Secret split cap summit

Helen Dunne|Mail13 April 2012

THE Financial Services Authority has called all 21 firms involved in the split capital investment trust debacle to talks on a potential settlement for millions of investors who lost fortunes.

But several firms are expected to refuse the invitation, with one top executive asking: 'Why should we go?'

The letter from John Tiner, FSA chief executive, suggests that the City regulator's investigation - the results of which are expected shortly - has failed to identify 'villains' and will not censure or fine firms or individuals.

The FSA launched its investigation in May 2002 into allegations of collusion and mis-selling in split capital trusts after about 40 of the 120 trusts ran into trouble, running up huge bank debts.

Split capital trusts were sold as low-risk investments to parents planning for school fees or older people wanting to boost their retirement income. Several trusts were in a 'magic circle' of funds that invested in each other, resulting in the collapse of some when stock markets plunged.

About 2m savers lost money, while those who invested in a type known as zero trusts lost £667m in two years.

Tiner has invited the firms' chairmen and chief executives to a meeting at the regulator's offices in London's Docklands on 2 March, where he plans to outline his proposed settlement.

Several firms are, however, expected not to attend. One senior executive said: 'It is a bizarre move. If Tiner has concluded his investigation and found evidence of wrongdoing, shouldn't he just punish us?'

He added: 'What is he going to say? 'You've all done something wrong, but we will ignore that if you pay up.î Or 'we haven't found evidence of wrongdoing, but just give us a load of moneyî. I can't think of an alternative.'

In his letter, Tiner asks that the potential settlement meeting and his invitation remains confidential.

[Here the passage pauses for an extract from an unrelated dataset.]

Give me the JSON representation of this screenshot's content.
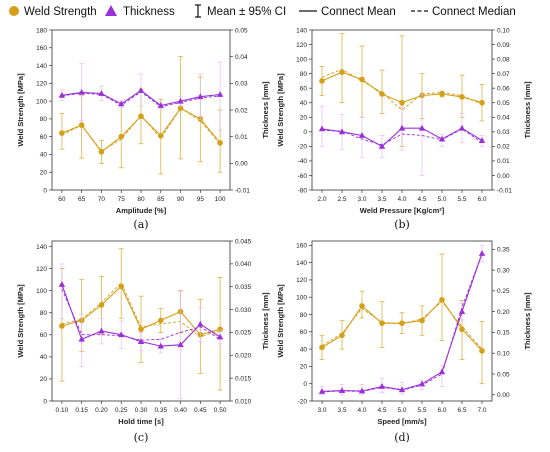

His letter claims that the investigation is designed to restore confidence in the investment trust sector and to secure compensation for investors. He suggests that it is in the interests of all involved parties to speed up its resolution.

The FSA was criticised by the Treasury Select Committee, chaired by John McFall, for failing to be 'proactive' in spotting the danger signs in the split capital trust sector.

The committee asked the firms involved in the debacle to contribute to a compensation fund and said inadequate warnings were given about the risks of investing in ventures that 'amounted to little more than a sophisticated form of pyramid selling'.